Patriarch fordert neue libanesische Regierung vor 4. August

Das Land versinkt in Armut und Chaos

Der maronitische Patriarch Kardinal Bechara Rai hat bei der Sonntagsmesse die Politiker des Libanon aufgefordert, bis 4. August eine neue Regierung zu bilden. An diesem Tag jährt sich die verheerende Explosion in Beirut.

Schiffswracks und ein zerstörtes Silo im Hafen von Beirut, in dem es am 4. August 2020 zu einer gewaltigen Explosion kam / © Marwan Naamani (dpa)
Schiffswracks und ein zerstörtes Silo im Hafen von Beirut, in dem es am 4. August 2020 zu einer gewaltigen Explosion kam / © Marwan Naamani ( dpa )

Die am Montag im Präsidentenpalast von Baabda beginnende Parlamentarische Konsultation solle zügig und ohne das übliche Feilschen um Vorrechte einzelner Personen oder Gruppen erfolgen, sagte Rai bei der Sonntagsmesse an seinem Sommersitz Dimane.

Solche Debatten seien deplatziert, "während das Land in Armut und Chaos versinkt und seine Institutionen bedroht sind", so der Kirchenführer. "Was nützt es, die Rechte einzelner Gemeinschaften zu verteidigen? Kommt der Libanon nicht zuerst?" - Als Oberhaupt der größten christlichen Gemeinschaft im Land nimmt Rai auch eine einflussreiche Rolle in Gesellschaft und Politik wahr.

Rai kritisiert Verzögerung bei Aufarbeitung der Katastrophe

Mit Nachdruck verurteilte der Patriarch die juristischen Winkelzüge und die Hinhaltetaktik bei der Aufarbeitung der Katastrophe, bei der im Hafen der Hauptstadt rund 200 Menschen getötet und 6.500 verletzt worden waren. Wenn die Politiker der Bevölkerung schon nicht die Wahrheit sagten, sollten sie ihr zumindest eine neue Regierung geben.

Er hoffe, so der Patriarch, dass die parlamentarische Konsultation unter Leitung von Präsident Michel Aoun rasch zur Ernennung einer "reformoffenen nationalen Persönlichkeit führt, die das Vertrauen der Bevölkerung genießt". Das Volk sei "auf der Suche nach echten Veränderungen" und habe dafür "die Zustimmung der arabischen und internationalen Gemeinschaft".

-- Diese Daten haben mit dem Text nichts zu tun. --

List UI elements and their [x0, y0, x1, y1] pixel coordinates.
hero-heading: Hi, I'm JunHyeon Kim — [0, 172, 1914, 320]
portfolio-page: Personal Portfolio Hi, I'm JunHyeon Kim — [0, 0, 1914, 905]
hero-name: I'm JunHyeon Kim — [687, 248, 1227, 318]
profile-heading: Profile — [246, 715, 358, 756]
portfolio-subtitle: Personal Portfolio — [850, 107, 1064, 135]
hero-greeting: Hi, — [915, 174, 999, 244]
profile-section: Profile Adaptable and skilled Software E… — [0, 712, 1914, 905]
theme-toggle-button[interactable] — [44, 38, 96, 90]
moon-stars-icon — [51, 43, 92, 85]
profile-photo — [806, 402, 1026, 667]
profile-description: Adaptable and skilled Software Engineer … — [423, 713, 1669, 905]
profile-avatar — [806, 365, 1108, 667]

Libanon erlebt Wirtschafts- und Finanzkrise

Medienberichten zufolge hat der Ex-Ministerpräsident und Milliardär Najib Mikati aufgrund der Unterstützung mehrerer Gruppen die besten Aussichten, vom Präsidenten mit der Regierungsbildung beauftragt zu werden. Seit Hassan Diab nach der Explosion vom 4. August 2020 als Ministerpräsident zurücktrat, war das Land praktisch ohne Exekutive. Vor sechs Wochen trat auch der designierte Kandidat Saad Hariri zurück, was die Regierungskrise drastisch verschärfte.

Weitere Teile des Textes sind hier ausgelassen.